Symptoms of mastitis include: a red area on the breast – there can be red streaks;
breast pain; flu-like symptoms such as fever, chills,
fatigue, general aches and pains; it usually affects only one breast, and you
may have a decreased milk supply on the affected side. Causes or risk factors of mastitis
include inadequate emptying of the breasts caused by infrequent feeding or
pumping, persistent engorgement or plugged duct, a poor latch, restricting
feeding times, an oversupply of milk or rapid weaning. Other causes or risk factors are:
bacteria, often entering through a crack on the nipple; illness in you, or your
baby; stress and fatigue. If symptoms are mild you can treat
conservatively at first. Frequent and effective milk removal is the most
important part of treatment. If breastfeeding, try different positions
including ones where the baby’s chin or nose are pointing towards the affected
area. Breastfeeding should be continued during this time. If your baby refuses
the breast, replace feeds with pumping until your baby returns to the breast. If you have been exclusively pumping it
is important to be pumping a minimum of 8 times a day. Your milk supply may drop
significantly on the affected side even with frequent emptying. Just keep
emptying and it will likely return to normal once the mastitis clears. Place
warm compresses on the affected breast for a few minutes before feeding or
pumping to promote milk flow. Apply cold compresses on the breast after feeding
or pumping for 20 minutes to reduce pain and swelling. Massage the blocked area
during pumping or feeding. If needed, taken anti-inflammatories such as
ibuprofen for pain control and to reduce swelling. Drink plenty of fluids and eat
a well-balanced diet. Rest and reach out for support to decrease stress and
fatigue. If you have a high fever or if symptoms
worsen or do not improve after 24 hours of conservative treatment seek medical
attention immediately from your family doctor or closest emergency department,
as you may need antibiotics or further investigation. There are things you can do to prevent
complications. If your baby is breastfeeding, ensure a good latch for
effective milk removal and feed on-demand at least eight times a day. If
your baby cannot breastfeed and you are pumping – start as early as possible to
prevent complications, make sure you are using the right sized flange and pump
settings, and remember to empty the breasts frequently, at least eight times
a day. It is important to treat breast complications as soon as they arise. It
is vital to continue breastfeeding or pumping throughout these complications. Hand hygiene is very important. Wash your
hands frequently, especially if you have a crack on your nipple or breast. Clean
and sterilize your pump kits according to manufacturer instructions. Change
breast pads frequently when wet, at least once a day. Engorgement, plugged milk ducts and
mastitis can be a progression from inadequate milk removal. You can prevent
this progression by treating these conditions as soon as you have symptoms.

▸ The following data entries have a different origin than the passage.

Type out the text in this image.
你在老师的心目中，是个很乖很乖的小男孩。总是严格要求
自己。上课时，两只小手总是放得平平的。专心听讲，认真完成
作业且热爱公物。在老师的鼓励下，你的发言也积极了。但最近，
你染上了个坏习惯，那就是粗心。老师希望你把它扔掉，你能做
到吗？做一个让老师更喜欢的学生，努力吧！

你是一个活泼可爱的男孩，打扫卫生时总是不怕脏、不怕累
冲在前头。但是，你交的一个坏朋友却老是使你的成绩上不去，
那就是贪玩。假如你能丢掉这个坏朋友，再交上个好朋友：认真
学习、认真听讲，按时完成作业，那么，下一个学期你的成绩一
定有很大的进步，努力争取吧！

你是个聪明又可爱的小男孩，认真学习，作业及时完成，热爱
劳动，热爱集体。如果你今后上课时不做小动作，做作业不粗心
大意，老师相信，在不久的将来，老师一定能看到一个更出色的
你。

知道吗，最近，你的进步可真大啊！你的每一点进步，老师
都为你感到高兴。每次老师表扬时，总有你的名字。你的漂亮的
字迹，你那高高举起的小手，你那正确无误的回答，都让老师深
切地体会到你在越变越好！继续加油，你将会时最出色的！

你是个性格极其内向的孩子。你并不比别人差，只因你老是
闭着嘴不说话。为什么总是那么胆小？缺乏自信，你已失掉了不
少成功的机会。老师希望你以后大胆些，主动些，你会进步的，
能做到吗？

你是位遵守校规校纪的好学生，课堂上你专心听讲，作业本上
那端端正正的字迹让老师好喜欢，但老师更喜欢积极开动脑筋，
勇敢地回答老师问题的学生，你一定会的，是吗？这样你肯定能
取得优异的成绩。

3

General treatment principles are the same for all three. Frequent and
effective milk removal, pain relief, breast massage, heat and cold application,
seeking support from a lactation consultant. Seeking help early will help you reach
your feeding goals and prevent complications.
All of these breast complications are associated with milk not being
effectively removed from the breast. It is strongly recommended that you see a
lactation consultant as soon as difficulties arise to ensure your baby
is feeding effectively or for a pumping assessment. You can also seek help from: your family
doctor, obstetrician or midwife; a walk-in clinic; Telehealth Ontario’s
breastfeeding line; the emergency department, if you have mastitis.